The extension is the right decision, said the Independent Telephone & Telecommunications Alliance and the National Telecommunications Cooperative Association. “The whole matter of doing separations involves a lot of employees and redeveloping systems for collecting and analyzing the data,” said ITTA Regulatory Affairs Vice President Joshua Seidemann. “If they re-imposed separations, it would have introduced needless administrative burdens and costs on carriers.” The extension “ensures small communications providers do not experience substantial financial hardships from the administrative expenses associated with reinstituting complex separations studies, especially at a time when the FCC and rural carriers are working on critical issues such as the National Broadband Plan, universal service fund support reform, and intercarrier compensation reform,” a NTCA spokeswoman said.

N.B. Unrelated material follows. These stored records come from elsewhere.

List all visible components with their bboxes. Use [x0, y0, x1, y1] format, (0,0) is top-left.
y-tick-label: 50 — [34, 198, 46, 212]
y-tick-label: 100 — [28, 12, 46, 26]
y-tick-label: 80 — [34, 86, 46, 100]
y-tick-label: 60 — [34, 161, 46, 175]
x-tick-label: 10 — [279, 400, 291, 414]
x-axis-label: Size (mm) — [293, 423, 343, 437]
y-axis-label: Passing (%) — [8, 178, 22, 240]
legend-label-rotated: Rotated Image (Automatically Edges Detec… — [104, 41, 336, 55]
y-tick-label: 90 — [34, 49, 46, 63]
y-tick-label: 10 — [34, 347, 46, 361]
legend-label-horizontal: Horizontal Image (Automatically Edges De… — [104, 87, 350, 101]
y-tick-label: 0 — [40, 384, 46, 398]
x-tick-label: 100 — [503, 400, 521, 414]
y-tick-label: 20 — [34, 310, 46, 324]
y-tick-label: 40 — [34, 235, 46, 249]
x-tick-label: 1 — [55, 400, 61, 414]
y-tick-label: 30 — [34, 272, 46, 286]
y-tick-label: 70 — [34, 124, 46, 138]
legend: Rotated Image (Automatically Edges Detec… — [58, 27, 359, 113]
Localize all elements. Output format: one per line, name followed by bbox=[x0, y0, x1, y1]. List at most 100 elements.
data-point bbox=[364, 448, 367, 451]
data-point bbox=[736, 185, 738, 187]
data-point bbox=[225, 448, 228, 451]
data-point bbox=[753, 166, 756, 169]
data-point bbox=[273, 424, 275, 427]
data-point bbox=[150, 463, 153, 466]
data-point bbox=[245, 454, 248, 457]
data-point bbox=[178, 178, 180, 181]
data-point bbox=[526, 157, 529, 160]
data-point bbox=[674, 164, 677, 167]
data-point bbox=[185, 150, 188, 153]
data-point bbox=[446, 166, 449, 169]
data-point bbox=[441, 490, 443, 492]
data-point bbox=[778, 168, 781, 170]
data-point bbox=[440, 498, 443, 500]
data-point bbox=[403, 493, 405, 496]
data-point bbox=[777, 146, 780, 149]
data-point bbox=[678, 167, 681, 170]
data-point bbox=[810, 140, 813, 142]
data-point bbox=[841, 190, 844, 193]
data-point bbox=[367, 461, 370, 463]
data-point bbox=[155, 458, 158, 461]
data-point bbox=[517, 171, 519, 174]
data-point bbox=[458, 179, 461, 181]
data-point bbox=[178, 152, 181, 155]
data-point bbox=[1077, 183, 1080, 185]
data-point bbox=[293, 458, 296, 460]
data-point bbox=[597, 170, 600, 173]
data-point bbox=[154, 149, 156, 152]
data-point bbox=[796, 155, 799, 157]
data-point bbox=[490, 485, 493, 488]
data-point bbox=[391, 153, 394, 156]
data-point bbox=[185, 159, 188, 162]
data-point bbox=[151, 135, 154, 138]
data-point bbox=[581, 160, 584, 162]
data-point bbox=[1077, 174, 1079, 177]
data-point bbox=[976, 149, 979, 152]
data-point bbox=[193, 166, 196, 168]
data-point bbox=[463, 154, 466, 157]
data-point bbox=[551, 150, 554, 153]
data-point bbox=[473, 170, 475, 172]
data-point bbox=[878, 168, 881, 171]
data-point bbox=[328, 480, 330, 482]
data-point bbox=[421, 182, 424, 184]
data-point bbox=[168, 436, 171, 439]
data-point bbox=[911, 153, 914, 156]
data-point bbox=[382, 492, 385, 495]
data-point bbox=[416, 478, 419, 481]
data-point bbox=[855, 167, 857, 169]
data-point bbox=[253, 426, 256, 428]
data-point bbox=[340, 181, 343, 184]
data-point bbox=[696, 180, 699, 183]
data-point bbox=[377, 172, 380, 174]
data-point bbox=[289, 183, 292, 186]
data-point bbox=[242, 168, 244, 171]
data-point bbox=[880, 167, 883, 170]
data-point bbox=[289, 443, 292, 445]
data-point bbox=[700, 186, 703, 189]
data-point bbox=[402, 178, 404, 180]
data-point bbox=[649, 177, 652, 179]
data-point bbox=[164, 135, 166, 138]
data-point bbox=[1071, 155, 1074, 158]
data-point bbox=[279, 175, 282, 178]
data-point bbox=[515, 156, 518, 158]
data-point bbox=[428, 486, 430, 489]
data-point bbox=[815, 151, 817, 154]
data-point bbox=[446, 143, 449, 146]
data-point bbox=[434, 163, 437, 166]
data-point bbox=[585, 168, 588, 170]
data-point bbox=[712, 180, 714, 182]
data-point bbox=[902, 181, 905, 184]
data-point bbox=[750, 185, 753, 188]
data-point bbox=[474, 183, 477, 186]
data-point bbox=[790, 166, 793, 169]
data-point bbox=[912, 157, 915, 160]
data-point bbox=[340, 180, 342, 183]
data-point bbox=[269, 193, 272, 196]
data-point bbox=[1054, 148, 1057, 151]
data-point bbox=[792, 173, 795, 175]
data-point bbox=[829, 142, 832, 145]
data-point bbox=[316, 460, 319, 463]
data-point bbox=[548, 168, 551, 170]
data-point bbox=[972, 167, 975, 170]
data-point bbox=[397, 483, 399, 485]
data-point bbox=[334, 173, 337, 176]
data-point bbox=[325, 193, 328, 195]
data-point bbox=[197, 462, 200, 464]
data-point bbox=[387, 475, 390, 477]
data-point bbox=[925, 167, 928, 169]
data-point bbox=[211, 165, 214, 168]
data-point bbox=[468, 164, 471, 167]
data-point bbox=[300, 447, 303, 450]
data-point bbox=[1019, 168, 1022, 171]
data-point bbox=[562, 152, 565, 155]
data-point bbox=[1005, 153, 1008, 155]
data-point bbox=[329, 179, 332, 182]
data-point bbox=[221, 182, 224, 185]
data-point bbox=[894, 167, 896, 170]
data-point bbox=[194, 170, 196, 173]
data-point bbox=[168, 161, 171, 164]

In a petition, Gila River has been seeking relief from its separations freeze since 2006. The freeze has caused a financial impact of more than $1.4 million a year, General Manager Bruce Holdridge said: “If the National Broadband Plan moves forward, a reclassification may become moot, but we're looking at a five- to 10-year period for it to be implemented.” An extension “may be good for the industry, but it’s financially damaging to Gila River,” he said.